Но как бы он не старался успокоить Веру картиной счастливой жизни, она по-прежнему волновалась и даже дрожала.

– Ну что ты так переживаешь? Всё будет хорошо, – сказал он ей с искренней улыбкой и обнял её.

– Я боюсь…, боюсь туда ехать, смотреть ему в глаза, – запинаясь и задыхаясь в его плечо, говорила Вера.

В объятиях и в тишине прошли несколько минут. Они медленно качались. Когда она почувствовала себя лучше, Владимир произнёс:

– Дорогая моя, я всё прекрасно понимаю. Тебе нельзя туда ехать, и, прости меня. Как я мог обрекать тебя на такое мучение. Прости, прости, – произнёс он, несколько раз целуя её в щеку, – ты останешься здесь, подождёшь, а я еду к нему и ставлю точку в этом деле, и больше никто не будет нам мешать.

– Мне страшно здесь находиться одной …, – произнесла в бессилии Вера.

Владимир задумался. Он хотел не прятаться от Ники, а честно и прямо в глаза сказать ему обо всём. Но душевное спокойствие любимой было законом.

– Тогда просто позвоним ему.

На этом и решили, но только сразу же обнаружили, что у Веры нет совершенно никаких вещей. Все её вещи остались у Ники в квартире.


VI

Такси подъезжала к строю пятиэтажек. В то время был уже вечер, но летнее солнце освещало рыжим светом всё вокруг, придавая стенам зданий и деревьям сказочную атмосферу уюта.

В последний раз наш герой был в этих местах год назад, как раз, когда прощался с другом перед отъездом в деревню. Но, несмотря на долгую разлуку, Владимир мог воссоздать по памяти точную копию всего, что здесь было, ведь в этом дворе провёл он добрую половину своей жизни. Наполненный деревьями и кустарником, он был окантован двумя белыми хрущёвками, стоящие друг напротив друга, в которых и жили наши друзья. Владимир жил на третьем этаже дома, а Ники на четвёртом этаже противоположного, и так получилось, что окна их квартир тоже обращены друг к другу. Будучи ещё ребятами, они не упускали возможности использовать это положение в играх и часто делали Морзе, пуская на стены зайцев при помощи солнца или ночью при помощи фонарей. Владимир всегда был рад этому месту, и, когда был вынужден переехать с родителями в новостройку, стремился подольше с Ники погулять в родном дворе.

Так было всегда, но не сейчас. Владимир, также как и Вера, переживал волнения грядущих событий, за тем лишь исключением, что держал их в узде и не давал возможности выпуска их наружу.
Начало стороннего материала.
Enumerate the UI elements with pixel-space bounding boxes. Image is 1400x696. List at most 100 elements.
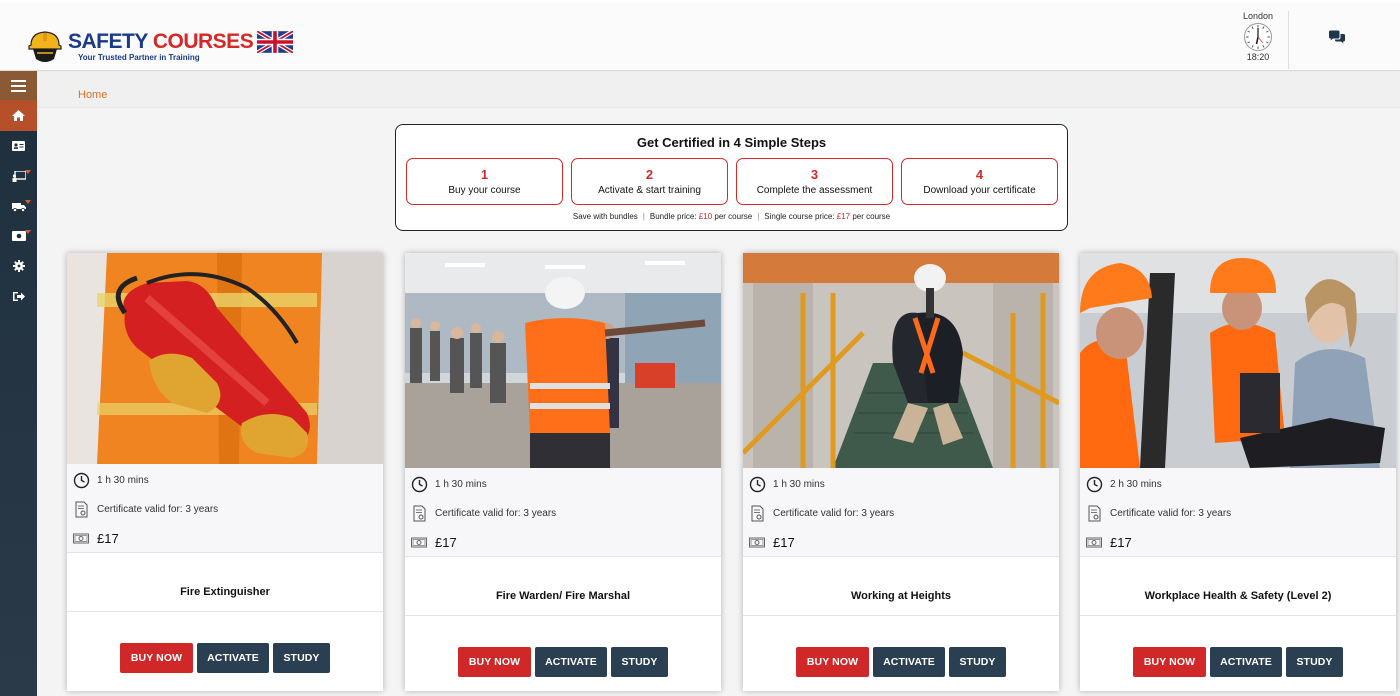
course-info: 1 h 30 mins Certificate valid for: 3 yea… <box>405 468 721 556</box>
cash-icon <box>73 533 89 544</box>
course-actions: BUY NOW ACTIVATE STUDY <box>1080 647 1396 677</box>
logo[interactable]: SAFETY COURSES Your Trusted Partner in T… <box>25 27 294 67</box>
course-image[interactable] <box>405 253 721 468</box>
duration-row: 1 h 30 mins <box>411 476 487 493</box>
course-actions: BUY NOW ACTIVATE STUDY <box>743 647 1059 677</box>
sidebar-item-profile[interactable] <box>0 131 37 161</box>
duration-text: 2 h 30 mins <box>1110 479 1162 490</box>
uk-flag-icon <box>257 31 294 53</box>
study-button[interactable]: STUDY <box>1286 647 1343 677</box>
bundles-note: Save with bundles <box>572 212 638 221</box>
sidebar-item-orders[interactable] <box>0 191 37 221</box>
london-clock: London 18:20 <box>1230 11 1286 62</box>
sidebar-item-logout[interactable] <box>0 281 37 311</box>
steps-panel: Get Certified in 4 Simple Steps 1 Buy yo… <box>395 124 1068 231</box>
validity-text: Certificate valid for: 3 years <box>773 508 895 519</box>
workplace-safety-photo <box>1080 253 1396 468</box>
divider <box>743 615 1059 616</box>
validity-row: Certificate valid for: 3 years <box>1086 505 1231 522</box>
cash-icon <box>411 537 427 548</box>
study-button[interactable]: STUDY <box>611 647 668 677</box>
course-title[interactable]: Working at Heights <box>743 590 1059 602</box>
divider <box>1080 615 1396 616</box>
step-4: 4 Download your certificate <box>901 158 1058 205</box>
course-title[interactable]: Fire Warden/ Fire Marshal <box>405 590 721 602</box>
single-price: £17 <box>836 212 851 221</box>
clock-time: 18:20 <box>1246 52 1270 62</box>
course-actions: BUY NOW ACTIVATE STUDY <box>67 643 383 673</box>
brand-safety: SAFETY <box>68 30 148 53</box>
price-text: £17 <box>97 531 119 546</box>
certificate-icon <box>1088 505 1101 522</box>
buy-now-button[interactable]: BUY NOW <box>796 647 869 677</box>
course-info: 1 h 30 mins Certificate valid for: 3 yea… <box>743 468 1059 556</box>
divider <box>405 556 721 557</box>
study-button[interactable]: STUDY <box>273 643 330 673</box>
steps-title: Get Certified in 4 Simple Steps <box>636 135 827 150</box>
divider <box>67 552 383 553</box>
buy-now-button[interactable]: BUY NOW <box>458 647 531 677</box>
activate-button[interactable]: ACTIVATE <box>1210 647 1282 677</box>
course-card-fire-warden: 1 h 30 mins Certificate valid for: 3 yea… <box>405 253 721 691</box>
step-label: Complete the assessment <box>756 185 873 196</box>
tagline: Your Trusted Partner in Training <box>78 53 200 62</box>
sidebar <box>0 71 37 696</box>
step-number: 4 <box>975 167 984 182</box>
helmet-logo-icon <box>28 31 62 62</box>
bundle-price-prefix: Bundle price: <box>649 212 699 221</box>
single-price-suffix: per course <box>850 212 891 221</box>
sidebar-item-payments[interactable] <box>0 221 37 251</box>
clock-icon <box>1086 476 1103 493</box>
chat-bubbles-icon[interactable] <box>1328 30 1346 45</box>
id-card-icon <box>12 141 25 151</box>
clock-city: London <box>1242 11 1274 21</box>
buy-now-button[interactable]: BUY NOW <box>120 643 193 673</box>
course-image[interactable] <box>1080 253 1396 468</box>
duration-row: 1 h 30 mins <box>749 476 825 493</box>
course-title[interactable]: Fire Extinguisher <box>67 586 383 598</box>
fire-warden-photo <box>405 253 721 468</box>
breadcrumb-home-link[interactable]: Home <box>78 89 107 101</box>
step-1: 1 Buy your course <box>406 158 563 205</box>
study-button[interactable]: STUDY <box>949 647 1006 677</box>
clock-icon <box>1244 23 1272 51</box>
duration-text: 1 h 30 mins <box>773 479 825 490</box>
brand-courses: COURSES <box>152 30 254 53</box>
activate-button[interactable]: ACTIVATE <box>535 647 607 677</box>
single-price-prefix: Single course price: <box>764 212 837 221</box>
course-info: 2 h 30 mins Certificate valid for: 3 yea… <box>1080 468 1396 556</box>
price-row: £17 <box>73 530 119 547</box>
cash-icon <box>1086 537 1102 548</box>
step-number: 2 <box>645 167 654 182</box>
fire-extinguisher-photo <box>67 253 383 464</box>
validity-text: Certificate valid for: 3 years <box>1110 508 1232 519</box>
activate-button[interactable]: ACTIVATE <box>197 643 269 673</box>
step-2: 2 Activate & start training <box>571 158 728 205</box>
money-bill-icon <box>11 231 26 241</box>
step-3: 3 Complete the assessment <box>736 158 893 205</box>
certificate-icon <box>751 505 764 522</box>
certificate-icon <box>75 501 88 518</box>
header-divider <box>1288 11 1289 69</box>
step-label: Activate & start training <box>598 185 701 196</box>
teacher-board-icon <box>12 170 26 182</box>
validity-row: Certificate valid for: 3 years <box>73 501 218 518</box>
duration-row: 2 h 30 mins <box>1086 476 1162 493</box>
price-row: £17 <box>1086 534 1132 551</box>
cash-icon <box>749 537 765 548</box>
home-icon <box>12 110 25 121</box>
course-title[interactable]: Workplace Health & Safety (Level 2) <box>1080 590 1396 602</box>
course-image[interactable] <box>67 253 383 464</box>
sidebar-item-home[interactable] <box>0 100 37 131</box>
sidebar-item-courses[interactable] <box>0 161 37 191</box>
buy-now-button[interactable]: BUY NOW <box>1133 647 1206 677</box>
activate-button[interactable]: ACTIVATE <box>873 647 945 677</box>
step-label: Buy your course <box>448 185 521 196</box>
step-number: 3 <box>810 167 819 182</box>
sidebar-item-settings[interactable] <box>0 251 37 281</box>
clock-icon <box>73 472 90 489</box>
duration-text: 1 h 30 mins <box>435 479 487 490</box>
chevron-down-icon <box>25 230 31 234</box>
course-image[interactable] <box>743 253 1059 468</box>
menu-toggle-button[interactable] <box>0 71 37 100</box>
Когда возлюбленные наконец приехали, они обострились с ещё большей силой. Тягостное осознание того, что скоро все мосты сгорят и обратного пути больше не будет, давили на его подсознание, не давая спокойно дышать.

Такси остановилось у второго подъезда, где стояла совместная с Верой и Ники машина, нам уже хорошо известная. Наш герой взглянул из-под крыши такси сквозь дверное стекло на четвёртый этаж. Ясно горел свет. Это значило, что Ники уже дома.

– Он тебе не звонил ещё? – спросил он Веру, которая прижалась к нему всем телом так близко, что ощущалось сердцебиение мятежного сердца.

– Нет.

– Разве он не интересуется тобой?

– Ники даёт мне право на личное время, – тихо произнесла она и потупила взор.

–Ну, всё, я пошёл,– сказал Владимир резко и решительно после её слов.– Подождите здесь, пока не вернусь. Я заплачу,– добавил он грузину водителю, открыл дверцу и уже начал делать движение на выход, поставив одну ногу на асфальт, как почувствовал, что слабая сила держит его.

Он возвратился назад и посмотрел на бледную Веру. Волосы её также бессильно распростёрлись по влажному лбу, глаза были полными слёз.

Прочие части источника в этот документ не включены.